Esa es la pregunta que tantas veces le deben de haber hecho al escocés David Shrigley y el título con el que ahora publica su antología en España (Editorial Blackie Books, 2011). Una extravagante tormenta de ideas llevadas al papel mediante trazos infantiles y un sentido del humor que oscila entre el puro disparate y el nihilismo más deprimente. Fotografías, dibujos e incluso hojas arrancadas de los cuadernos del artista, que muestran al ser humano como un ente apático y, la mayoría de las veces, bobo.

 

Aún así, es divertido. Porque, como dice el canario Miguel Noguera, uno de los artífices en España de eso que han decidido llamar poshumorismo, Shrigley consigue “hacer algo grande de la nada”. En ese afán por perseguir la simplicidad, el artista extrae de lo obvio conclusiones de lo más reveladoras, y ya ha logrado captar la atención de gente como el músico Jason Mraz, que tomó uno de sus dibujos como portada y título de su álbum, “We sing, we dance, we steal things” (Cantamos, bailamos, robamos cosas). Jason Mraz

“¿Qué nos depara el futuro? Artritis”, reza una de sus viñetas. En otra de ellas, un avión bombardea una ciudad mientras sus ocupantes mantienen la siguiente conversación:

–          Esto me da mucha pena

–          Tranquilo, no pasa nada

Conforman el universo de Shrigley gatos disecados que se declaran muertos, pájaros que se sienten viejos, un dios al que un niño le pide que vaya a buscarlo en avión al colegio “para probar su existencia” y numerosos grupos de gente que, en exposiciones y museos, se reúne en torno a verdaderas birrias para calificarlas de obras de arte.
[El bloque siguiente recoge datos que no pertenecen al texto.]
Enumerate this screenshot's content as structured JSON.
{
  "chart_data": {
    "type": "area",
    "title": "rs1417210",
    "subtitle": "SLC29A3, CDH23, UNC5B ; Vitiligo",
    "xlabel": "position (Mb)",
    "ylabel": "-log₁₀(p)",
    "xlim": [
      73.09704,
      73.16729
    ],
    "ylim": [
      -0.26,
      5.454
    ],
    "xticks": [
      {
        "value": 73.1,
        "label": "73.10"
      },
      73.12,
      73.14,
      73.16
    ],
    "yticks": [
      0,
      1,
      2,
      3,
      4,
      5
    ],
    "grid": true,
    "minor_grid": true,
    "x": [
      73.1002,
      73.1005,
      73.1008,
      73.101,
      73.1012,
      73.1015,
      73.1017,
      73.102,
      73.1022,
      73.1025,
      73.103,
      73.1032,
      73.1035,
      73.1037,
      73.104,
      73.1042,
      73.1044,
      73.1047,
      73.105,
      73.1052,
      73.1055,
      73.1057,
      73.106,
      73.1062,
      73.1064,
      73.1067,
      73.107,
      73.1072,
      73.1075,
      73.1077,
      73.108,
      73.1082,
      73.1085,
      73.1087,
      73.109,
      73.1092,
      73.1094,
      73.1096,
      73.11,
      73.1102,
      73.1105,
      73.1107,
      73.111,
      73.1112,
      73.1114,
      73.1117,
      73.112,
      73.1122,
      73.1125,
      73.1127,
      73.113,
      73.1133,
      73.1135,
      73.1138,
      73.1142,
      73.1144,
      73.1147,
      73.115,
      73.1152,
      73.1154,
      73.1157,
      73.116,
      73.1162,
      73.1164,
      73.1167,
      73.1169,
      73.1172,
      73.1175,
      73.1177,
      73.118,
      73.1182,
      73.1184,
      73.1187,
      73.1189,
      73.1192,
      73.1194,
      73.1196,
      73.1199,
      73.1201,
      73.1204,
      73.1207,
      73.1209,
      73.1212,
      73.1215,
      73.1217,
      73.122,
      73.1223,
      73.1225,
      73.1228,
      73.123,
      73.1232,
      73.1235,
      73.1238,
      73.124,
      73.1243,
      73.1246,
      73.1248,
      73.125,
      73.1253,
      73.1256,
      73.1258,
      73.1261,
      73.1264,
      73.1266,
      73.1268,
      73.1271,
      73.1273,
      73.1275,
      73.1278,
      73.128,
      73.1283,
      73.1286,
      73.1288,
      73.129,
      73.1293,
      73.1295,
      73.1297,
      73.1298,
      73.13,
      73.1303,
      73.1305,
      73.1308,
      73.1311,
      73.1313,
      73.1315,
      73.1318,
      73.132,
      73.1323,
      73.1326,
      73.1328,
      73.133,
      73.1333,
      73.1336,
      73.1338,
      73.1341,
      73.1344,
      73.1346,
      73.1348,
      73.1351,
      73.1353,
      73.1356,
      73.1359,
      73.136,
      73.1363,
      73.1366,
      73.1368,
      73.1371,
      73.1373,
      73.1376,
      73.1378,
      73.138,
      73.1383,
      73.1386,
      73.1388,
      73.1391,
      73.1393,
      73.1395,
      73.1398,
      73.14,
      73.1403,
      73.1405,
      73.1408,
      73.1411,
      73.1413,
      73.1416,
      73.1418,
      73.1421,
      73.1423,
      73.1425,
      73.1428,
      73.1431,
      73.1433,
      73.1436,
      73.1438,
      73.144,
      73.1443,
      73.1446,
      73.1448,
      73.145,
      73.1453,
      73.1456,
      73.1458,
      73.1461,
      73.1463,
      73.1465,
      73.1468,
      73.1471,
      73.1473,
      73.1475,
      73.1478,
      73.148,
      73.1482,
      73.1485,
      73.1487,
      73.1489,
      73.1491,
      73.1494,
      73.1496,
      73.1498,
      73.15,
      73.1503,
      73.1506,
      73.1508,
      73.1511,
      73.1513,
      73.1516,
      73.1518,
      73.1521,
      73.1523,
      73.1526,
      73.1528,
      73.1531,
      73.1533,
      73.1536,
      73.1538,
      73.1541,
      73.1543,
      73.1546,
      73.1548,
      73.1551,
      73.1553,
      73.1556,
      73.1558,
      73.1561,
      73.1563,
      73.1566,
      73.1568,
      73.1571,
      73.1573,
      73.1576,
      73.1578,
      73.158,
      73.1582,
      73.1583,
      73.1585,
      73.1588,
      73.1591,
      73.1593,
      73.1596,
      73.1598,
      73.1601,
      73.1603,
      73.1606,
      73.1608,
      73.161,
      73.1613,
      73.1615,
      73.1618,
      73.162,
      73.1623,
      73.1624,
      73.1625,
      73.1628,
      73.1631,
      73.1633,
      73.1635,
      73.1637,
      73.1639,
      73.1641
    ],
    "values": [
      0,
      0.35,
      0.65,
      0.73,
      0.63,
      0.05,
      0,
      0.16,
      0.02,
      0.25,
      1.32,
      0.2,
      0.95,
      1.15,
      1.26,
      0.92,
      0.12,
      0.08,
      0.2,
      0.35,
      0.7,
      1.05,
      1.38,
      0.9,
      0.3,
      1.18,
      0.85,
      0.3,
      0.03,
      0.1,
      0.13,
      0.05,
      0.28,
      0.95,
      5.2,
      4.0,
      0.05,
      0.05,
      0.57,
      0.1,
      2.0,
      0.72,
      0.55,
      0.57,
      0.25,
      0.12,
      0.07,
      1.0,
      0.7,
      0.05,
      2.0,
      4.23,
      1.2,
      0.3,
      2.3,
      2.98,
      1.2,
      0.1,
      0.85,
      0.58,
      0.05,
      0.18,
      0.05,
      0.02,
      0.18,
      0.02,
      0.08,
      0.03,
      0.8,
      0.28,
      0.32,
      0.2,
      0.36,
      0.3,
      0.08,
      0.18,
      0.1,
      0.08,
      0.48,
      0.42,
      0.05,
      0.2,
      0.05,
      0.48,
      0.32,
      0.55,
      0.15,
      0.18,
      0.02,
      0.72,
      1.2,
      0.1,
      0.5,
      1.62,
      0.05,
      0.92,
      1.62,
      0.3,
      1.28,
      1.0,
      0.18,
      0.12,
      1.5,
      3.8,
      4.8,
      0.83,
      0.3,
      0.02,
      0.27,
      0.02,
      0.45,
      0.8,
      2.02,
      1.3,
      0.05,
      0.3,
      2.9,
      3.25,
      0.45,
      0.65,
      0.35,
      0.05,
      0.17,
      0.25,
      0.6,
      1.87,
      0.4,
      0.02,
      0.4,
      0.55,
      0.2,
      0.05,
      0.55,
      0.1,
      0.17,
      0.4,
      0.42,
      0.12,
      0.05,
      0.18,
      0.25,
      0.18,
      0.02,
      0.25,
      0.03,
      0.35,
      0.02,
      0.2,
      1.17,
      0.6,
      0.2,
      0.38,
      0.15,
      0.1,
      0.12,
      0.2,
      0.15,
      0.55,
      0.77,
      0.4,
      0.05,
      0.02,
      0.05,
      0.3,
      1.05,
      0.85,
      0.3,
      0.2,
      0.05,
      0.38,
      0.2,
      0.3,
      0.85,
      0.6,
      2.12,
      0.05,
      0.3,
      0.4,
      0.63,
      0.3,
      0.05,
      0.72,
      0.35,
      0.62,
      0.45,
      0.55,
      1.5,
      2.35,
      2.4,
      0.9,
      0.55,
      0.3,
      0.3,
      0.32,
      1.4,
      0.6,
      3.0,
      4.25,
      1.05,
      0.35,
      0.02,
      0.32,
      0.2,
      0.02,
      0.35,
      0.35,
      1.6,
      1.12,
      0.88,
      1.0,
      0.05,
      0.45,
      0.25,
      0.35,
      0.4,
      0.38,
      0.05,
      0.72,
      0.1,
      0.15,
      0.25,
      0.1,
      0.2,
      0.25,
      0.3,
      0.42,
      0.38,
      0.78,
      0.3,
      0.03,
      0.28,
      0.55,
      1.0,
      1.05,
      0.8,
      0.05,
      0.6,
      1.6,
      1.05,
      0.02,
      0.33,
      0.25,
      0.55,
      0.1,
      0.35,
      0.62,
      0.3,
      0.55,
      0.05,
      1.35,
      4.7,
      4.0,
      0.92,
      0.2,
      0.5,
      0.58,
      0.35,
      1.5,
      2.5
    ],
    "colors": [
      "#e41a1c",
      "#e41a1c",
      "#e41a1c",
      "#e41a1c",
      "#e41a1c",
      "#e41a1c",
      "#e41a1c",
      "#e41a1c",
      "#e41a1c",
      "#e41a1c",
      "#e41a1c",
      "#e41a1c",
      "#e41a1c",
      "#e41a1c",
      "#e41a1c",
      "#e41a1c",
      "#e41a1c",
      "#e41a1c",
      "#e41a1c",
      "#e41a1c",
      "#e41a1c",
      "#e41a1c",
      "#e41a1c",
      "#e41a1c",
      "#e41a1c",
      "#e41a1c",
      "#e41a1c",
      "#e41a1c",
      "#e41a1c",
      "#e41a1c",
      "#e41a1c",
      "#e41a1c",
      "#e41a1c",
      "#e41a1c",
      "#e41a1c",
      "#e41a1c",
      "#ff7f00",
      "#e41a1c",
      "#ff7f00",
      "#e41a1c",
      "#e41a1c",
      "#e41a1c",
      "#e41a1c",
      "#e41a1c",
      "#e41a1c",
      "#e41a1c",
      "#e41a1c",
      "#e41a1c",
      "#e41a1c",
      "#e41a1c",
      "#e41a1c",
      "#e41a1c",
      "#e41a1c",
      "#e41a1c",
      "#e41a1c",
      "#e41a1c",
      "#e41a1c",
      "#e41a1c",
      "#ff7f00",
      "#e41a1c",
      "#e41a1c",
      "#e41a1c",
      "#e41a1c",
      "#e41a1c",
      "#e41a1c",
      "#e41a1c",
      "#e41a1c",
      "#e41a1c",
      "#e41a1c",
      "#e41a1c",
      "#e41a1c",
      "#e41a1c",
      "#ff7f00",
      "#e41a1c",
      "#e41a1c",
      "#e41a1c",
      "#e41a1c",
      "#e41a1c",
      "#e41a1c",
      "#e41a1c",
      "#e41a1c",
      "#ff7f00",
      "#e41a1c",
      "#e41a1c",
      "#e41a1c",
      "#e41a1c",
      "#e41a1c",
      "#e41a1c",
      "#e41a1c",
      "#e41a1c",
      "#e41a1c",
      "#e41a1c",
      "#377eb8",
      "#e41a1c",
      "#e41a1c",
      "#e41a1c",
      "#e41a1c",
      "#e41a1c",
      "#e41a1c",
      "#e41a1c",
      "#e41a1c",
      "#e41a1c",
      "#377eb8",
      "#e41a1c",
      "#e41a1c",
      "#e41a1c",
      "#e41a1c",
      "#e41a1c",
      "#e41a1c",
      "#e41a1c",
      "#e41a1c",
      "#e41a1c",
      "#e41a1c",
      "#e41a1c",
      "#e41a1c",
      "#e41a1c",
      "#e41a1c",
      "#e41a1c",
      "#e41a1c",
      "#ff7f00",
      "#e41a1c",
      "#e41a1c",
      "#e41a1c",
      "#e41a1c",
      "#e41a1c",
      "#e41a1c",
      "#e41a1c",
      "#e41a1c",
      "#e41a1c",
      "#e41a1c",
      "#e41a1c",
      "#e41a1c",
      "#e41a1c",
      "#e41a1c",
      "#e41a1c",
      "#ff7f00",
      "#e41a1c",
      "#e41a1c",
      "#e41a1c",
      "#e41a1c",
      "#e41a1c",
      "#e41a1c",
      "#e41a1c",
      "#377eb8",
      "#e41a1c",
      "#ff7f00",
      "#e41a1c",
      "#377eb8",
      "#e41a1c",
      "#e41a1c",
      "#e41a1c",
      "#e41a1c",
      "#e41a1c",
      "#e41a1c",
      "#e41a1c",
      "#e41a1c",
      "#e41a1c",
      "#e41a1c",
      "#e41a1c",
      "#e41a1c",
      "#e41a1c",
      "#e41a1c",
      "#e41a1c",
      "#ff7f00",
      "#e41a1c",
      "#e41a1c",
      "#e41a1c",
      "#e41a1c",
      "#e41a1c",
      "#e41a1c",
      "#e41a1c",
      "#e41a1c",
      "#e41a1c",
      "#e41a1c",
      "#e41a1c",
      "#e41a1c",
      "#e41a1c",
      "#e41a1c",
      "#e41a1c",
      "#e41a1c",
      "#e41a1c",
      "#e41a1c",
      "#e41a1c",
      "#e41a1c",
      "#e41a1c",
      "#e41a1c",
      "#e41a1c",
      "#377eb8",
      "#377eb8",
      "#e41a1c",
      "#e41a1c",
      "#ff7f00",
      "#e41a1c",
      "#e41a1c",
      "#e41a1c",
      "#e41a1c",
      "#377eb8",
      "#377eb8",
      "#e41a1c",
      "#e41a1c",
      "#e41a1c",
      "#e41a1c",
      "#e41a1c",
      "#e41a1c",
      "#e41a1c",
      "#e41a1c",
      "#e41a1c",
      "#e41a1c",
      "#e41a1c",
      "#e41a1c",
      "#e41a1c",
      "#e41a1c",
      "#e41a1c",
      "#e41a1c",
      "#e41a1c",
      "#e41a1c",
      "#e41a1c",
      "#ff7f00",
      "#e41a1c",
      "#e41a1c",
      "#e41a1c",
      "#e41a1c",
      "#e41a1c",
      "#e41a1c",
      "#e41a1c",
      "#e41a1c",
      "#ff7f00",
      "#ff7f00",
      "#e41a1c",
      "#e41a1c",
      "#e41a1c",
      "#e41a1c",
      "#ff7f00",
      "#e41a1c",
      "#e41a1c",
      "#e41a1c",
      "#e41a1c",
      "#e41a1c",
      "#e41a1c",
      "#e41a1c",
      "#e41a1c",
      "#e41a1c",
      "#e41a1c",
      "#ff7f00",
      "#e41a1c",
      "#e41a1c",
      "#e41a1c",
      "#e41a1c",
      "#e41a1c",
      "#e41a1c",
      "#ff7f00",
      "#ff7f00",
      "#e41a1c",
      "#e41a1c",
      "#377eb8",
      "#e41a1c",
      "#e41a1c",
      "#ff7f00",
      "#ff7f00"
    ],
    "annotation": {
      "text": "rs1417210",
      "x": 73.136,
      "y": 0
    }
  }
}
Algo que quizás constituya un guiño al modus operandi del propio Shrigley, quien más de una vez ha confesado que realiza una media de entre 30 y 50 dibujos diarios, cifra que no extrañará a los detractores de su estilo… ¿chapucero?

Balloon

El caso es que el escocés logra que, al cerrar la última página de “¿Pero qué coño estás haciendo” nos sintamos por un momento como uno de sus destartalados monigotes y nos preguntemos qué coño estamos haciendo con nuestra vida. Que lo hagamos entre lágrimas, risa o rabia ya depende de cada uno de nosotros.